This salad was a customer favorite at Flagstone Pantry. Cook lentils in salted boiling water, like you would pasta, then add them to the salad. I have lots of recipes for any leftover lentils – just use the search function to find them!
GREEN POWER SALAD
YIELD: a generous quart
Ingredients for salad:
- 1 bunch kale (can be black or curly kale – it really doesn’t matter), chopped
- 1 cup cooked lentils (can be French lentils or green lentils)
- 1 green apple, diced
- 1/2 an English cucumber, diced
- 1/4 cup toasted sliced almonds or pinenuts
- 1/3 cup grated Parmesan cheese
Ingredients for dressing:
- 1/4 cup olive oil
- 1/4 cup lemon juice
- 1 TB honey
- 2 tsp Dijon mustard
- 1 tsp minced garlic
- Chop the kale leaves and set aside in a bowl.
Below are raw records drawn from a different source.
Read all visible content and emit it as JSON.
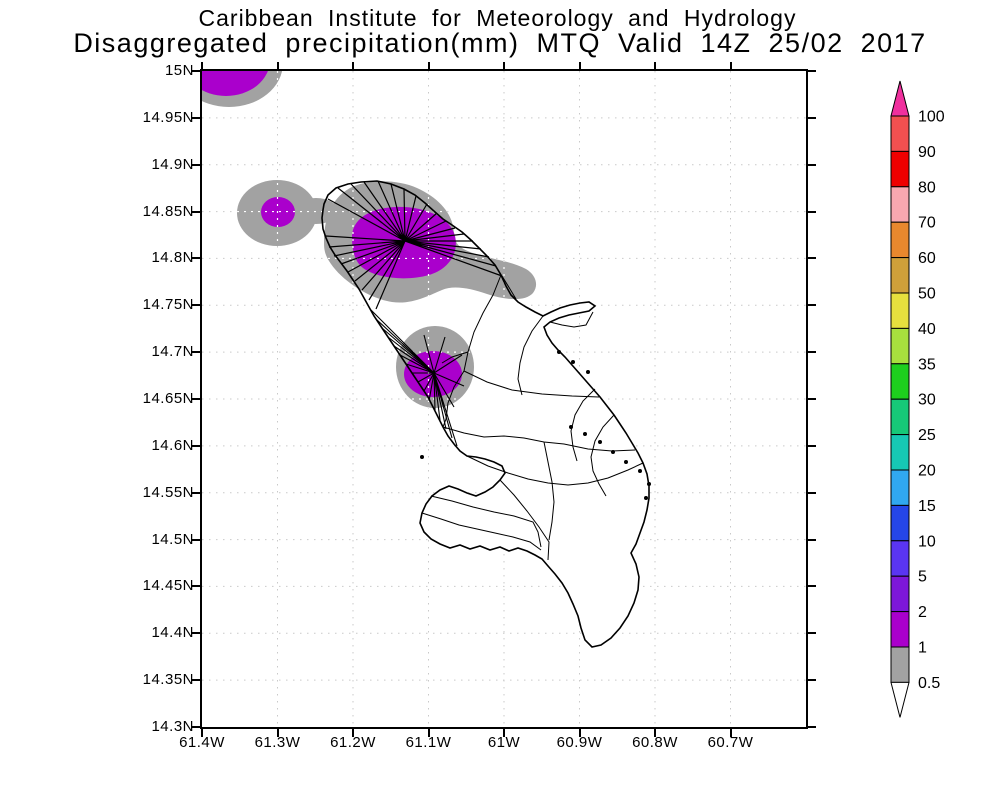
{
  "title": {
    "line1": "Caribbean Institute for Meteorology and Hydrology",
    "line2": "Disaggregated precipitation(mm) MTQ Valid 14Z 25/02 2017"
  },
  "chart_data": {
    "type": "heatmap",
    "subtype": "shaded-contour precipitation map",
    "variable": "Disaggregated precipitation (mm)",
    "region_code": "MTQ",
    "region_name": "Martinique",
    "valid_time": "14Z 25/02 2017",
    "lat_axis": {
      "min": 14.3,
      "max": 15.0,
      "tick_labels": [
        "15N",
        "14.95N",
        "14.9N",
        "14.85N",
        "14.8N",
        "14.75N",
        "14.7N",
        "14.65N",
        "14.6N",
        "14.55N",
        "14.5N",
        "14.45N",
        "14.4N",
        "14.35N",
        "14.3N"
      ]
    },
    "lon_axis": {
      "min": -61.4,
      "max": -60.6,
      "tick_labels": [
        "61.4W",
        "61.3W",
        "61.2W",
        "61.1W",
        "61W",
        "60.9W",
        "60.8W",
        "60.7W"
      ]
    },
    "grid": "dotted lat/lon graticule every 0.05 deg lat / 0.1 deg lon",
    "colorbar": {
      "orientation": "vertical-right",
      "labels_top_to_bottom": [
        "100",
        "90",
        "80",
        "70",
        "60",
        "50",
        "40",
        "35",
        "30",
        "25",
        "20",
        "15",
        "10",
        "5",
        "2",
        "1",
        "0.5"
      ],
      "segment_colors_top_to_bottom": [
        "#f25050",
        "#ee0000",
        "#f8a8b0",
        "#e8882e",
        "#cfa03a",
        "#e6e03e",
        "#a8e03e",
        "#1ecf1e",
        "#16c878",
        "#16c8b4",
        "#30a8f0",
        "#2546e8",
        "#5a35f2",
        "#7d17d9",
        "#aa00cc",
        "#a2a2a2"
      ],
      "above_max_arrow_color": "#f0309e",
      "below_min_arrow_color": "#ffffff"
    },
    "shading_colors_on_map": {
      "band_0.5_1mm": "#a2a2a2",
      "band_1_2mm": "#aa00cc"
    },
    "precip_cells": [
      {
        "area": "northwest map corner near 15N 61.35W",
        "bands": [
          "0.5-1 mm",
          "1-2 mm"
        ]
      },
      {
        "area": "offshore west of island ~14.85N 61.30W",
        "bands": [
          "0.5-1 mm",
          "1-2 mm"
        ]
      },
      {
        "area": "Mont Pelee / northern Martinique ~14.82N 61.17W with tail to SE",
        "bands": [
          "0.5-1 mm",
          "1-2 mm"
        ]
      },
      {
        "area": "Pitons du Carbet / central Martinique ~14.68N 61.12W",
        "bands": [
          "0.5-1 mm",
          "1-2 mm"
        ]
      }
    ]
  }
}
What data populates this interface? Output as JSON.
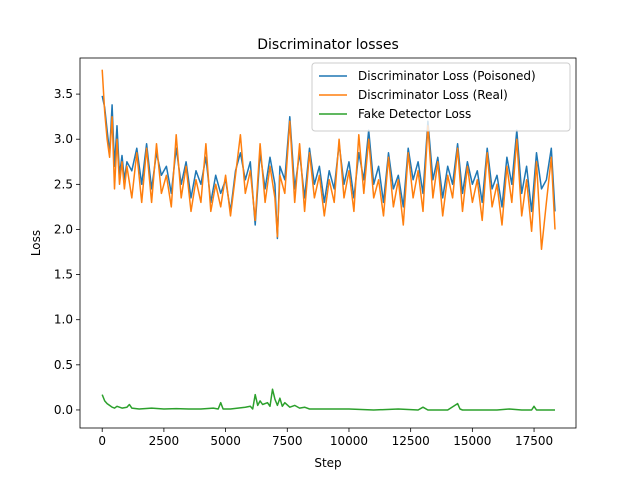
{
  "chart_data": {
    "type": "line",
    "title": "Discriminator losses",
    "xlabel": "Step",
    "ylabel": "Loss",
    "xlim": [
      -900,
      19200
    ],
    "ylim": [
      -0.2,
      3.9
    ],
    "xticks": [
      0,
      2500,
      5000,
      7500,
      10000,
      12500,
      15000,
      17500
    ],
    "xtick_labels": [
      "0",
      "2500",
      "5000",
      "7500",
      "10000",
      "12500",
      "15000",
      "17500"
    ],
    "yticks": [
      0.0,
      0.5,
      1.0,
      1.5,
      2.0,
      2.5,
      3.0,
      3.5
    ],
    "ytick_labels": [
      "0.0",
      "0.5",
      "1.0",
      "1.5",
      "2.0",
      "2.5",
      "3.0",
      "3.5"
    ],
    "grid": false,
    "legend_position": "top-right",
    "series": [
      {
        "name": "Discriminator Loss (Poisoned)",
        "color": "#1f77b4",
        "x": [
          0,
          100,
          200,
          300,
          400,
          500,
          600,
          700,
          800,
          900,
          1000,
          1200,
          1400,
          1600,
          1800,
          2000,
          2200,
          2400,
          2600,
          2800,
          3000,
          3200,
          3400,
          3600,
          3800,
          4000,
          4200,
          4400,
          4600,
          4800,
          5000,
          5200,
          5400,
          5600,
          5800,
          6000,
          6200,
          6400,
          6600,
          6800,
          7000,
          7100,
          7200,
          7400,
          7600,
          7800,
          8000,
          8200,
          8400,
          8600,
          8800,
          9000,
          9200,
          9400,
          9600,
          9800,
          10000,
          10200,
          10400,
          10600,
          10800,
          11000,
          11200,
          11400,
          11600,
          11800,
          12000,
          12200,
          12400,
          12600,
          12800,
          13000,
          13200,
          13400,
          13600,
          13800,
          14000,
          14200,
          14400,
          14600,
          14800,
          15000,
          15200,
          15400,
          15600,
          15800,
          16000,
          16200,
          16400,
          16600,
          16800,
          17000,
          17200,
          17400,
          17600,
          17800,
          18000,
          18200,
          18350
        ],
        "y": [
          3.48,
          3.35,
          3.1,
          2.85,
          3.38,
          2.7,
          3.15,
          2.6,
          2.82,
          2.55,
          2.75,
          2.65,
          2.9,
          2.5,
          2.95,
          2.45,
          2.85,
          2.6,
          2.7,
          2.4,
          2.9,
          2.5,
          2.75,
          2.35,
          2.65,
          2.5,
          2.8,
          2.3,
          2.6,
          2.4,
          2.55,
          2.2,
          2.65,
          2.85,
          2.55,
          2.75,
          2.05,
          2.85,
          2.45,
          2.8,
          2.5,
          1.9,
          2.7,
          2.55,
          3.25,
          2.45,
          2.85,
          2.35,
          2.9,
          2.5,
          2.7,
          2.3,
          2.65,
          2.45,
          2.95,
          2.5,
          2.75,
          2.35,
          2.85,
          2.55,
          3.1,
          2.5,
          2.7,
          2.3,
          2.85,
          2.45,
          2.6,
          2.25,
          2.9,
          2.55,
          2.75,
          2.4,
          3.2,
          2.55,
          2.8,
          2.35,
          2.7,
          2.5,
          2.95,
          2.4,
          2.75,
          2.5,
          2.65,
          2.3,
          2.9,
          2.45,
          2.6,
          2.25,
          2.8,
          2.5,
          3.1,
          2.4,
          2.7,
          2.2,
          2.85,
          2.45,
          2.55,
          2.9,
          2.2
        ]
      },
      {
        "name": "Discriminator Loss (Real)",
        "color": "#ff7f0e",
        "x": [
          0,
          100,
          200,
          300,
          400,
          500,
          600,
          700,
          800,
          900,
          1000,
          1200,
          1400,
          1600,
          1800,
          2000,
          2200,
          2400,
          2600,
          2800,
          3000,
          3200,
          3400,
          3600,
          3800,
          4000,
          4200,
          4400,
          4600,
          4800,
          5000,
          5200,
          5400,
          5600,
          5800,
          6000,
          6200,
          6400,
          6600,
          6800,
          7000,
          7100,
          7200,
          7400,
          7600,
          7800,
          8000,
          8200,
          8400,
          8600,
          8800,
          9000,
          9200,
          9400,
          9600,
          9800,
          10000,
          10200,
          10400,
          10600,
          10800,
          11000,
          11200,
          11400,
          11600,
          11800,
          12000,
          12200,
          12400,
          12600,
          12800,
          13000,
          13200,
          13400,
          13600,
          13800,
          14000,
          14200,
          14400,
          14600,
          14800,
          15000,
          15200,
          15400,
          15600,
          15800,
          16000,
          16200,
          16400,
          16600,
          16800,
          17000,
          17200,
          17400,
          17600,
          17800,
          18000,
          18200,
          18350
        ],
        "y": [
          3.77,
          3.3,
          3.0,
          2.8,
          3.25,
          2.45,
          3.0,
          2.5,
          2.75,
          2.45,
          2.7,
          2.35,
          2.85,
          2.3,
          2.9,
          2.3,
          2.95,
          2.4,
          2.6,
          2.25,
          3.05,
          2.35,
          2.7,
          2.2,
          2.55,
          2.3,
          2.95,
          2.2,
          2.5,
          2.25,
          2.6,
          2.15,
          2.6,
          3.05,
          2.4,
          2.65,
          2.1,
          2.95,
          2.3,
          2.7,
          2.35,
          1.92,
          2.6,
          2.4,
          3.2,
          2.3,
          2.95,
          2.2,
          2.85,
          2.35,
          2.6,
          2.15,
          2.55,
          2.3,
          3.0,
          2.35,
          2.65,
          2.2,
          3.05,
          2.4,
          3.0,
          2.35,
          2.55,
          2.15,
          2.8,
          2.25,
          2.55,
          2.05,
          2.85,
          2.35,
          2.65,
          2.2,
          3.15,
          2.35,
          2.75,
          2.15,
          2.6,
          2.35,
          2.9,
          2.2,
          2.7,
          2.3,
          2.55,
          2.1,
          2.85,
          2.25,
          2.5,
          2.05,
          2.7,
          2.3,
          3.0,
          2.15,
          2.55,
          1.98,
          2.75,
          1.78,
          2.3,
          2.8,
          2.0
        ]
      },
      {
        "name": "Fake Detector Loss",
        "color": "#2ca02c",
        "x": [
          0,
          100,
          200,
          300,
          400,
          500,
          600,
          800,
          1000,
          1100,
          1200,
          1500,
          2000,
          2500,
          3000,
          3500,
          4000,
          4500,
          4700,
          4800,
          4900,
          5200,
          5500,
          5800,
          6000,
          6100,
          6200,
          6300,
          6400,
          6500,
          6700,
          6800,
          6900,
          7000,
          7100,
          7200,
          7300,
          7400,
          7600,
          7800,
          8000,
          8200,
          8400,
          9000,
          10000,
          11000,
          12000,
          12800,
          13000,
          13200,
          14000,
          14400,
          14500,
          14600,
          15000,
          16000,
          16500,
          17000,
          17400,
          17500,
          17600,
          18000,
          18350
        ],
        "y": [
          0.17,
          0.1,
          0.07,
          0.05,
          0.03,
          0.02,
          0.04,
          0.02,
          0.03,
          0.06,
          0.02,
          0.01,
          0.02,
          0.01,
          0.015,
          0.01,
          0.01,
          0.02,
          0.01,
          0.08,
          0.01,
          0.01,
          0.02,
          0.03,
          0.04,
          0.01,
          0.17,
          0.05,
          0.1,
          0.06,
          0.08,
          0.04,
          0.23,
          0.12,
          0.05,
          0.13,
          0.04,
          0.08,
          0.03,
          0.05,
          0.02,
          0.03,
          0.01,
          0.01,
          0.01,
          0.0,
          0.01,
          0.0,
          0.03,
          0.0,
          0.0,
          0.07,
          0.01,
          0.0,
          0.0,
          0.0,
          0.01,
          0.0,
          0.0,
          0.04,
          0.0,
          0.0,
          0.0
        ]
      }
    ]
  }
}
- Whisk together the ingredients for the dressing, and pour a few tablespoons of dressing into the bowl with the chopped kale. Using your hands, massage the kale for 1-2 minutes until leaves are dark green and slightly wilted.
- In a separate large mixing bowl, combine the lentils, apple, cucumber, nuts and Parmesan.
- Combine the kale with the other salad ingredients, then pour remaining dressing over the salad and toss well to combine. Season to taste with salt and pepper.